§ Motion made, and Question proposed, "That the Clause stand part of the Bill."
§ Earl Winterton (Horsham and Worthing)
I would like to call attention to a phrase in Sub-section (3), in which the following provision is made:In the following provisions of the principal Act, references to that Act shall, unless the 'context otherwise requires, be construed as including references to this Act.I do not know, and possibly some legal Member of the Committee will be able to tell me, whether that is common form in an Act of Parliament of this kind. If it is, I suggest, where there are so many Sub-sections of the principal Act concerned, that it might quite likely give rise to litigation. Who is to determine—is it the Minister or the courts—whether the context of the Act otherwise requires? Is it really necessary to draft a Bill in this way?
§ The Attorney-General
There are many precedents for this phraseology, though I must confess that I have not checked 1509 through all these references in the Bill; but it is very common. I do not think in practice that it gives rise to any doubtful question which needs recourse to the courts.
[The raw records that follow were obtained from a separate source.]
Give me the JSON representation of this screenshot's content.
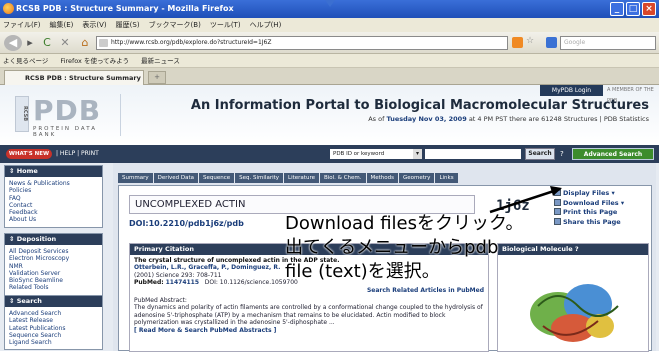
{
  "window": {
    "title": "RCSB PDB : Structure Summary - Mozilla Firefox"
  },
  "menu": [
    "ファイル(F)",
    "編集(E)",
    "表示(V)",
    "履歴(S)",
    "ブックマーク(B)",
    "ツール(T)",
    "ヘルプ(H)"
  ],
  "address": {
    "url": "http://www.rcsb.org/pdb/explore.do?structureId=1J6Z",
    "search_placeholder": "Google"
  },
  "bookmarks": [
    "よく見るページ",
    "Firefox を使ってみよう",
    "最新ニュース"
  ],
  "tab": {
    "label": "RCSB PDB : Structure Summary",
    "new_tab": "+"
  },
  "banner": {
    "logo_text": "PDB",
    "logo_mark": "RCSB",
    "logo_sub": "PROTEIN DATA BANK",
    "mypdb": "MyPDB Login",
    "member": "A MEMBER OF THE PDB",
    "portal": "An Information Portal to Biological Macromolecular Structures",
    "as_of_prefix": "As of",
    "as_of_date": "Tuesday Nov 03, 2009",
    "as_of_suffix": "at 4 PM PST there are 61248 Structures",
    "stats": "| PDB Statistics"
  },
  "navrow": {
    "whatsnew": "WHAT'S NEW",
    "help_print": "| HELP | PRINT",
    "id_select": "PDB ID or keyword",
    "search": "Search",
    "help_q": "?",
    "advanced": "Advanced Search"
  },
  "sidebar": [
    {
      "head": "Home",
      "links": [
        "News & Publications",
        "Policies",
        "FAQ",
        "Contact",
        "Feedback",
        "About Us"
      ]
    },
    {
      "head": "Deposition",
      "links": [
        "All Deposit Services",
        "Electron Microscopy",
        "NMR",
        "Validation Server",
        "BioSync Beamline",
        "Related Tools"
      ]
    },
    {
      "head": "Search",
      "links": [
        "Advanced Search",
        "Latest Release",
        "Latest Publications",
        "Sequence Search",
        "Ligand Search"
      ]
    }
  ],
  "page_tabs": [
    "Summary",
    "Derived Data",
    "Sequence",
    "Seq. Similarity",
    "Literature",
    "Biol. & Chem.",
    "Methods",
    "Geometry",
    "Links"
  ],
  "structure": {
    "title": "UNCOMPLEXED ACTIN",
    "doi": "DOI:10.2210/pdb1j6z/pdb",
    "id": "1j6z"
  },
  "actions": [
    "Display Files ▾",
    "Download Files ▾",
    "Print this Page",
    "Share this Page"
  ],
  "citation": {
    "head": "Primary Citation",
    "title": "The crystal structure of uncomplexed actin in the ADP state.",
    "authors": "Otterbein, L.R., Graceffa, P., Dominguez, R.",
    "journal": "(2001) Science 293: 708-711",
    "pubmed_label": "PubMed:",
    "pubmed_id": "11474115",
    "doi_text": "DOI: 10.1126/science.1059700",
    "related": "Search Related Articles in PubMed",
    "abstract_label": "PubMed Abstract:",
    "abstract": "The dynamics and polarity of actin filaments are controlled by a conformational change coupled to the hydrolysis of adenosine 5'-triphosphate (ATP) by a mechanism that remains to be elucidated. Actin modified to block polymerization was crystallized in the adenosine 5'-diphosphate ...",
    "readmore": "[ Read More & Search PubMed Abstracts ]"
  },
  "biomol": {
    "head": "Biological Molecule",
    "help": "?"
  },
  "annotation": "Download filesをクリック。出てくるメニューからpdb file (text)を選択。"
}
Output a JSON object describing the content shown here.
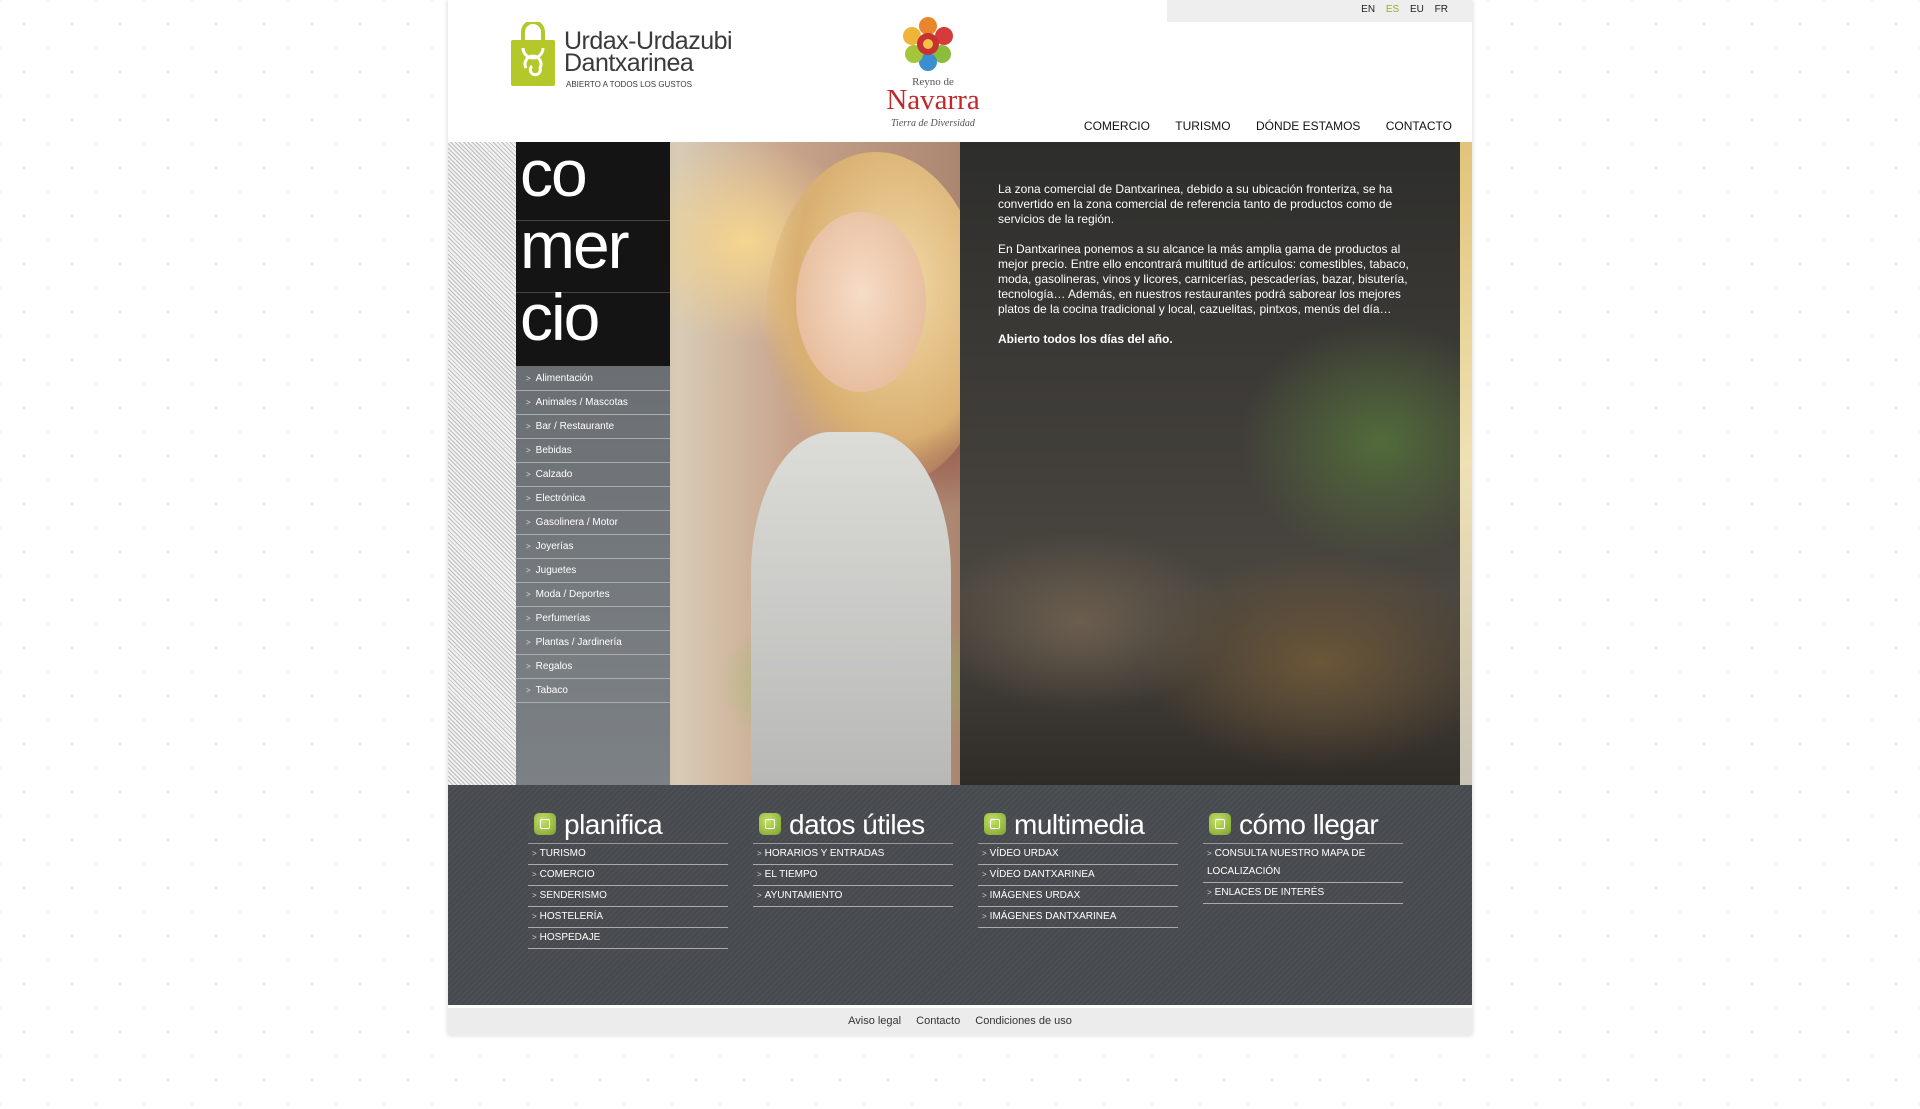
{
  "languages": [
    {
      "code": "EN",
      "active": false
    },
    {
      "code": "ES",
      "active": true
    },
    {
      "code": "EU",
      "active": false
    },
    {
      "code": "FR",
      "active": false
    }
  ],
  "brand": {
    "line1": "Urdax-Urdazubi",
    "line2": "Dantxarinea",
    "tagline": "ABIERTO A TODOS LOS GUSTOS"
  },
  "navarra": {
    "small": "Reyno de",
    "big": "Navarra",
    "sub": "Tierra de Diversidad"
  },
  "nav": [
    "COMERCIO",
    "TURISMO",
    "DÓNDE ESTAMOS",
    "CONTACTO"
  ],
  "side": {
    "title_lines": [
      "co",
      "mer",
      "cio"
    ],
    "menu": [
      "Alimentación",
      "Animales / Mascotas",
      "Bar / Restaurante",
      "Bebidas",
      "Calzado",
      "Electrónica",
      "Gasolinera / Motor",
      "Joyerías",
      "Juguetes",
      "Moda / Deportes",
      "Perfumerías",
      "Plantas / Jardinería",
      "Regalos",
      "Tabaco"
    ]
  },
  "hero": {
    "p1": "La zona comercial de Dantxarinea, debido a su ubicación fronteriza, se ha convertido en la zona comercial de referencia tanto de productos como de servicios de la región.",
    "p2": "En Dantxarinea ponemos a su alcance la más amplia gama de productos al mejor precio. Entre ello encontrará multitud de artículos: comestibles, tabaco, moda, gasolineras, vinos y licores, carnicerías, pescaderías, bazar, bisutería, tecnología… Además, en nuestros restaurantes podrá saborear los mejores platos de la cocina tradicional y local, cazuelitas, pintxos, menús del día…",
    "p3": "Abierto todos los días del año."
  },
  "columns": [
    {
      "title": "planifica",
      "icon": "calendar-icon",
      "links": [
        "TURISMO",
        "COMERCIO",
        "SENDERISMO",
        "HOSTELERÍA",
        "HOSPEDAJE"
      ]
    },
    {
      "title": "datos útiles",
      "icon": "info-chart-icon",
      "links": [
        "HORARIOS Y ENTRADAS",
        "EL TIEMPO",
        "AYUNTAMIENTO"
      ]
    },
    {
      "title": "multimedia",
      "icon": "camera-icon",
      "links": [
        "VÍDEO URDAX",
        "VÍDEO DANTXARINEA",
        "IMÁGENES URDAX",
        "IMÁGENES DANTXARINEA"
      ]
    },
    {
      "title": "cómo llegar",
      "icon": "map-icon",
      "links": [
        "CONSULTA NUESTRO MAPA DE LOCALIZACIÓN",
        "ENLACES DE INTERÉS"
      ]
    }
  ],
  "footer": [
    "Aviso legal",
    "Contacto",
    "Condiciones de uso"
  ],
  "colors": {
    "accent_green": "#8fb22c",
    "panel_dark": "#484b50",
    "navarra_red": "#c1272d"
  }
}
For instance, the fundamental Act of this House which deals with the interpretation of Statutes says that plural includes singular, "unless the context otherwise requires." Sometimes it may be put into a Bill out of excessive caution. but where you are enacting a general series of provisions, applying as in this case an earlier Act to the interpretation of a later Act, you should use words which prevent your applying any of those provisions in a manner fairly contrary to the context in which the words occur in the original Act. I have cases where it was quite plainly inapplicable and where obviously the words in the earlier Act taken in their context could only mean that the words were not intended to apply in the later Act. We can be absolutely certain that if there were no case which needed these words to preserve it, then it would be unnecessary to put them in. In any case, I will mention the point to the draftsman, and he can look at the words and see whether they are necessary.
§ Earl Winterton
I am afraid I am not very satisfied with the answer of the Attorney-General. I thank him for promising to look into the matter, but I would call his attention to a rather substantial point. We are told that this is common form. I know it is, but whether it is common form or not is not the point at issue, which is whether care has been taken, not by the draftsman—because it is the business of the Government and the Minister—to be satisfied that circumstances are not likely to arise in which a legal issue would be involved. It is intolerable that the Committee should be asked to pass legislation which might give rise to legal action, because a local authority or anyone else might have reasonable cause to go to a court in order to get an interpretation of the common practice phrase "unless the context otherwise requires." While I am grateful to my right hon. and learned Friend for his promise, may I say that I hope in future, where we have Clauses of this kind to consider, he will see that no such danger as I have indicated can arise? The well-known case of "male or female" where you say one or the other, as the context requires, does not arise here. I do not 1510 want to be critical, but would the Attorney-General be good enough to satisfy himself before the next stage of the Bill that no such situation as I have mentioned is likely to arise, namely, the possibility of litigation, when it can be avoided by greater clarification in the Measure?
§ The Attorney-General
The Noble Lord said he did not want to be critical, but in fact he was extremely critical, and all I can say is—I hope he will take this in the spirit in which I say it—that this is common form. There are perhaps half-a-dozen cases where the Act plainly otherwise requires, and it would be merely complicating the Bill and introducing unnecessary delay to deal with them more specifically instead of leaving them to be covered by these words. I will do my best to be ready to inform the House on all matters, but if my Noble Friend wants specific assurances of all the detailed cases which might be covered by a Bill, I should be grateful on a future occasion if he would give me notice or put down an Amendment. It is very difficult on the question of the Clause standing part to be ready to answer questions on every possible point of the Bill.
§ Earl Winterton
I cannot possibly give any such undertaking, which would be quite contrary to the practice of this House. I am now going to be very critical. It is the duty of a Minister to be acquainted with the Clauses of a Bill which he is asking the Committee to pass.
§ Question, "That the Clause stand part of the Bill," put, and agreed to.
§ Clauses 12 and 13 ordered to stand part of the Bill.